Museo du Chocolat was something not my mom and I would dare miss out. After all, it’s all about Belgian Chocolates. And inheriting the sweet tooth from her, made all the experience all too immersive. From the humble beginnings of the cocoa bean, up to the final product released to the palate. It was a spectacle of sweet and bold and bitter all together. Imagine a chunk of Belgian Chocolate dropped in a glass, mixed with hot milk as it melts its goodness alongside. It was delicious. And comforting. Especially trapped in a 13 degree weather wearing only a romper and a basic Uniqlo jacket.

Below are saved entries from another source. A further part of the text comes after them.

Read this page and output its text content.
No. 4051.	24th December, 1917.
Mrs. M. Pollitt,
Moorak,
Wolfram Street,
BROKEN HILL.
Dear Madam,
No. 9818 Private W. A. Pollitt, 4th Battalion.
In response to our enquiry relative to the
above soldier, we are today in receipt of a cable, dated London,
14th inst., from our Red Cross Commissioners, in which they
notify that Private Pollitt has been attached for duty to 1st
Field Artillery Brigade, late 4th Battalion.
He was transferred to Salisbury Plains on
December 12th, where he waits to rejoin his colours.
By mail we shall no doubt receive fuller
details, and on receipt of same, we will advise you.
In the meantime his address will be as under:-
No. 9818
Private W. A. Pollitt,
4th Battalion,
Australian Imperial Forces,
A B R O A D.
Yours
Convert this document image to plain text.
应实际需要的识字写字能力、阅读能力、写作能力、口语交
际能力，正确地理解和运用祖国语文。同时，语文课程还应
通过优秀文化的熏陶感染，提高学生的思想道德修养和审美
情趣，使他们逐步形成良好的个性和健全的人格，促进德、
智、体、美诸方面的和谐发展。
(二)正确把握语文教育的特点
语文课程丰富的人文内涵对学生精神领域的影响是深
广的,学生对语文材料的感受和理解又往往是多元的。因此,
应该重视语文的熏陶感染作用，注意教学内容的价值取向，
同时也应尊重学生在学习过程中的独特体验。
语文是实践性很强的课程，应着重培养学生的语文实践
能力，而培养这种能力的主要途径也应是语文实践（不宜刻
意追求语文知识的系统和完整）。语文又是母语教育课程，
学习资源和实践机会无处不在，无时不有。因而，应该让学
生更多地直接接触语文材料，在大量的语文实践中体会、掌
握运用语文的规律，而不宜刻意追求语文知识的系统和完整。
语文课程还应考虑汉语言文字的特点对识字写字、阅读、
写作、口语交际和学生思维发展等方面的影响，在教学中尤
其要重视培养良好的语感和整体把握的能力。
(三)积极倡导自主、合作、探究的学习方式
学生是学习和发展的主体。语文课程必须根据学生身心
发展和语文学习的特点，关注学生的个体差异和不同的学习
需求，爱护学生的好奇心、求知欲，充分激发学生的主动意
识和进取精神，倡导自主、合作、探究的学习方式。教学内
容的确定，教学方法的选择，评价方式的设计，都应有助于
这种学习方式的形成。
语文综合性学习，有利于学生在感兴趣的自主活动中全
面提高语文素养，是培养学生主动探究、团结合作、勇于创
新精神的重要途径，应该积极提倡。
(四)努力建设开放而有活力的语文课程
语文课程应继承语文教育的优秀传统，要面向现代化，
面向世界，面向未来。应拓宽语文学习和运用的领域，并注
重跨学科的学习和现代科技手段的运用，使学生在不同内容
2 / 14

But this haven’t stopped us from exploring this little city. Having been learned that Bruges is one with UNESCO to preserve their culture and be part of a world heritage site. Our hotel was tall and narrow. Accessed only by a spiral staircase leading to the loft. It feels like as if we were trapped in a heirloom of a dwarf, but priced ridiculously high. This medieval historic settlement was made possible because the government forbids its people to stray away from the historic design of the old dutch. For in the midst of the advancement of technologies and the booming of skyscrapers, UNESCO made sure to preserve the old. Even as simple as changing the layout of a window need at least 2 years of approval. Which to me is both absurd and amazing. Absurd, how the government was able to micromanage their people. Amazing, because it turns out consistently breathtaking.

And Bruges, amongst elsewhere in Belgium, was like a walk back in time. Away from the modernisation of the world, away from the pollution that is unfurled. It was beautifully preserved and presented, just like how I imagined the old.